Vous l’aurez compris, l’esprit critique pour un doute constructif nécessite une méthode scientifique bien rodée. Le but est d’apprendre, dès le plus jeune âge, à se questionner. Dans l’idéal, il faudrait arriver à faire comprendre trois choses :
  1. Comment savons-nous ce que nous savons ?
  2. Comment ces connaissances sont-elles validées ?
  3. À quoi cette connaissance sert-elle ?

Il a plusieurs manières d’arriver à ces remises en question. Tout d’abord, il faut évaluer les arguments qui sont avancés pour étayer l’information. À condition qu’il y en ait… Ces arguments sont-ils logiques et cohérents ? Fait-on appel à des sophismes ? À l’émotionnel ou au rationnel ? Beaucoup de fake news vont d’abord faire appel à l’émotionnel. C’est en effet parfois plus facile de succomber aux émotions, en particulier à la peur. Cependant, si l’on fait preuve de rationnel, on s’aperçoit vite que ces arguments ne tiennent pas.

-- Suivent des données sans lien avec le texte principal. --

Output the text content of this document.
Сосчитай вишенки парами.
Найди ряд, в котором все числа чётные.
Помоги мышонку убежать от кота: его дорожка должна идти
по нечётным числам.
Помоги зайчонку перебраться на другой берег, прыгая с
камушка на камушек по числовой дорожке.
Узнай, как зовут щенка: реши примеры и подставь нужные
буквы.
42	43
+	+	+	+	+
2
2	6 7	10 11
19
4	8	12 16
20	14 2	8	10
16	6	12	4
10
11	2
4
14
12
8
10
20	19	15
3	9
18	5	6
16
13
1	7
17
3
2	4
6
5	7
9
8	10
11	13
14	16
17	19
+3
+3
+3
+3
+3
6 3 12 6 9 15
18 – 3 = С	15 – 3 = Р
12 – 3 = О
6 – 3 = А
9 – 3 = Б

Ensuite, après les arguments, restent les preuves. Déjà, y en a-t-il ? Comment ont-elles été obtenues ? Sont-elles nombreuses et non contradictoires ? Et attention à nos propres biais qui nous poussent à accepter des preuves, parfois faiblardes, mais qui confortent nos propres préjugés et idées reçues.

Enfin, il faut évaluer les sources. Certes, arguments et preuves peuvent sembler très solides, pour autant il est très important de savoir d’où proviennent ces informations. Il est donc important de vérifier l’objectivité et l’expertise de la ressource. Le plus important, il faut recouper les sources afin de vérifier qu’il ne s’agit pas d’une information isolée, qui serait contredite ailleurs.

Un zeste de zététique

La zététique est l’une des méthodes pour se former à l’esprit critique. Une forme enseignée et bien codée. Le but est de prendre du recul lorsqu’on découvre une information, surtout si elle est sensationnelle. Il faut alors suspendre son jugement, pour éviter de se « faire avoir » par ses propres biais. Une fois ce recul pris, on peut revenir sur l’information et commencer à la vérifier. Pour cela, on utilise la méthode vue précédemment, en particulier la vérification des sources.
Historiquement, lors de sa création dans les années 1980, la zétérique s’intéressait surtout au paranormal. Ce dernier implique effectivement beaucoup d’affectifs et de croyances, donc beaucoup d’irrationnels. Ceci implique donc aussi beaucoup de biais cognitifs. Aujourd’hui, la zététique s’intéresse plus aux réseaux sociaux et leur utilisation. Elle va notamment faire un focus sur l’influence qu’ils peuvent avoir sur ceux qui les utilisent.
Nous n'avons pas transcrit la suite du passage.